Dogs, dogs and more dogs.

The Watertown City Council devoted much of Monday night’s meeting to dogs. Members discussed, debated and defended the city’s dog law and the issue of not getting involved in starting a dog park at Thompson Park.

They made their comments after Dorsey Street resident Scott A. Gates reiterated his view that the city went too far by establishing a dog ban at public events held on city-owned property.

The city passed the ordinance after a 2-year-old boy was mauled by a dog in August 2011 at the Greater Watertown-North Country Chamber of Commerce farmers market along Washington Street.

Passed in January of last year, the law prohibits dogs from the farmers market and other public events such as the July 4 celebration at Thompson Park, the Jefferson County Fair, parades and sporting events at the Alex T. Duffy Fairgrounds. Dogs also are prohibited within 20 feet of city pools and city playground equipment.

Calling the law “a knee-jerk reaction,” Mr. Gates said it passed with little opportunity for the public to comment. He also claimed vendors at the farmers market, held along the city-owned sidewalk and median, were disappointed by the council decision.

Special-education teacher Tammy Angel said she was surprised to hear about the dog ordinance when she moved into the city from Plattsburgh, a community that has a large dog park.

Council members, however, defended the law, saying they want to make sure to protect children from other dog attacks.

Councilwoman Roxanne M. Burns, who initiated the ordinance, disagreed that vendors opposed it. She also said it was a dangerous “mix” to have dogs, children and food at the farmers market.

Mr.
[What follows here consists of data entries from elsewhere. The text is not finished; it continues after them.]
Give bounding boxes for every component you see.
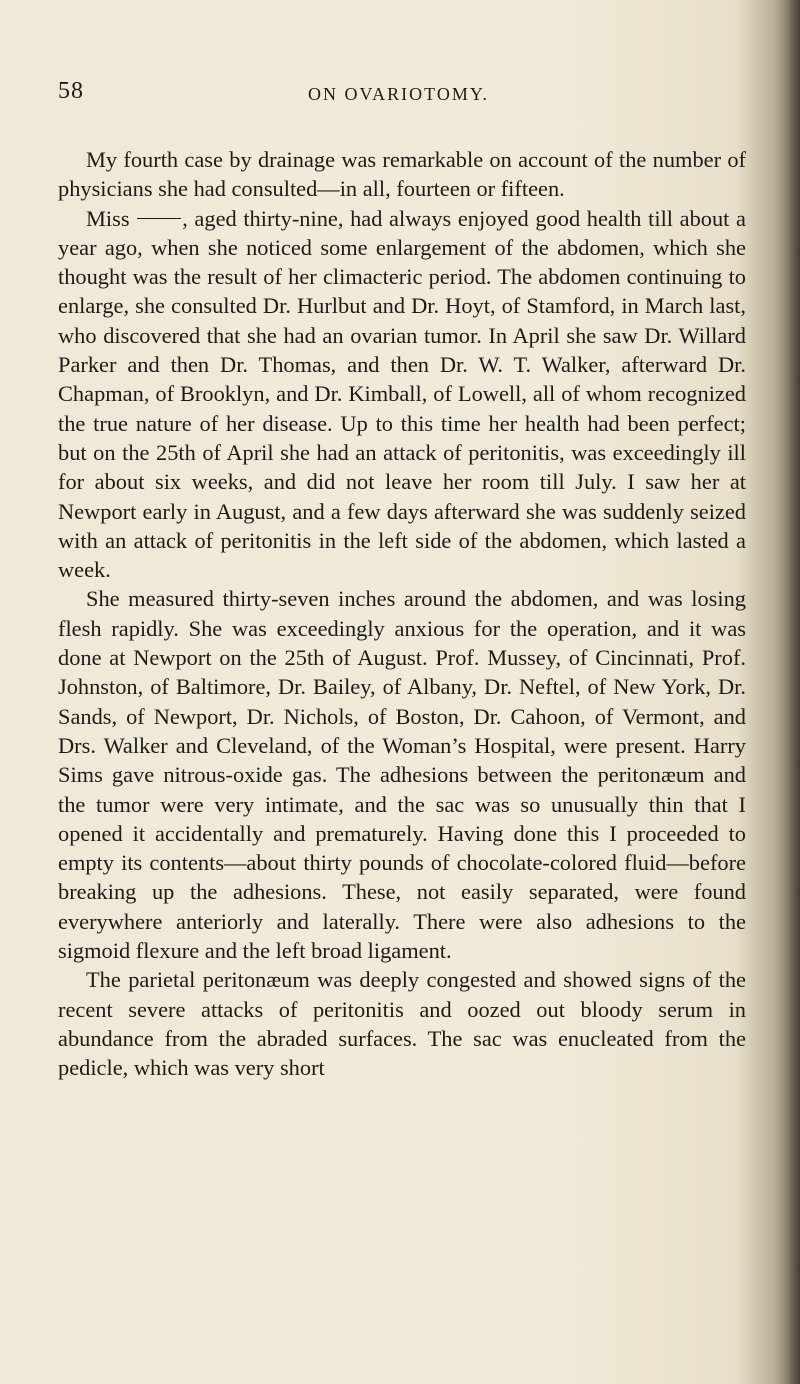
paragraph-3-text: She measured thirty-seven inches around the abdomen, and was losing flesh rapidly. She was exceedingly anxious for the operation, and it was done at Newport on the 25th of August. Prof. Mussey, of Cincinnati, Prof. Johnston, of Baltimore, Dr. Bailey, of Albany, Dr. Neftel, of New York, Dr. Sands, of Newport, Dr. Nichols, of Boston, Dr. Cahoon, of Vermont, and Drs. Walker and Cleveland, of the Woman’s Hospital, were present. Harry Sims gave nitrous-oxide gas. The adhesions between the peritonæum and the tumor were very intimate, and the sac was so unusually thin that I opened it accidentally and prematurely. Having done this I proceeded to empty its contents—about thirty pounds of chocolate-colored fluid—before breaking up the adhesions. These, not easily separated, were found everywhere anteriorly and laterally. There were also adhesions to the sigmoid flexure and the left broad ligament. (58, 586, 746, 964)
name-redaction-blank (137, 218, 181, 219)
paragraph-4 (58, 965, 746, 1082)
page-number: 58 (58, 78, 84, 104)
paragraph-2-text: , aged thirty-nine, had always enjoyed good health till about a year ago, when she noticed some enlargement of the abdomen, which she thought was the result of her climacteric period. The abdomen continuing to enlarge, she consulted Dr. Hurlbut and Dr. Hoyt, of Stamford, in March last, who discovered that she had an ovarian tumor. In April she saw Dr. Willard Parker and then Dr. Thomas, and then Dr. W. T. Walker, afterward Dr. Chapman, of Brooklyn, and Dr. Kimball, of Lowell, all of whom recognized the true nature of her disease. Up to this time her health had been perfect; but on the 25th of April she had an attack of peritonitis, was exceedingly ill for about six weeks, and did not leave her room till July. I saw her at Newport early in August, and a few days afterward she was suddenly seized with an attack of peritonitis in the left side of the abdomen, which lasted a week. (58, 205, 746, 583)
paragraph-3 (58, 584, 746, 965)
paragraph-1 (58, 145, 746, 204)
paragraph-4-text: The parietal peritonæum was deeply congested and showed signs of the recent severe attacks of peritonitis and oozed out bloody serum in abundance from the abraded surfaces. The sac was enucleated from the pedicle, which was very short (58, 967, 746, 1081)
page-edge-shadow (774, 0, 800, 1384)
body-text (58, 145, 746, 1083)
running-head: ON OVARIOTOMY. (308, 84, 490, 104)
page-header (58, 78, 748, 112)
paragraph-2-lead: Miss (86, 205, 130, 231)
paragraph-2 (58, 204, 746, 585)
paragraph-1-text: My fourth case by drainage was remarkable on account of the number of physicians she had consulted—in all, fourteen or fifteen. (58, 147, 746, 202)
Gates also criticized the law because it prevents a local woman from establishing a search-and-rescue dog organization because she cannot train the dogs in public in Watertown.

He also brought up his proposal for a dog park in Thompson Park. It would help with “the socialization of dogs,” he said.

Council members, instead, suggested Mr. Gates get more involved in efforts to improve the dog park at the Society for the Prevention of Cruelty to Animals of Jefferson County campus on Water Street.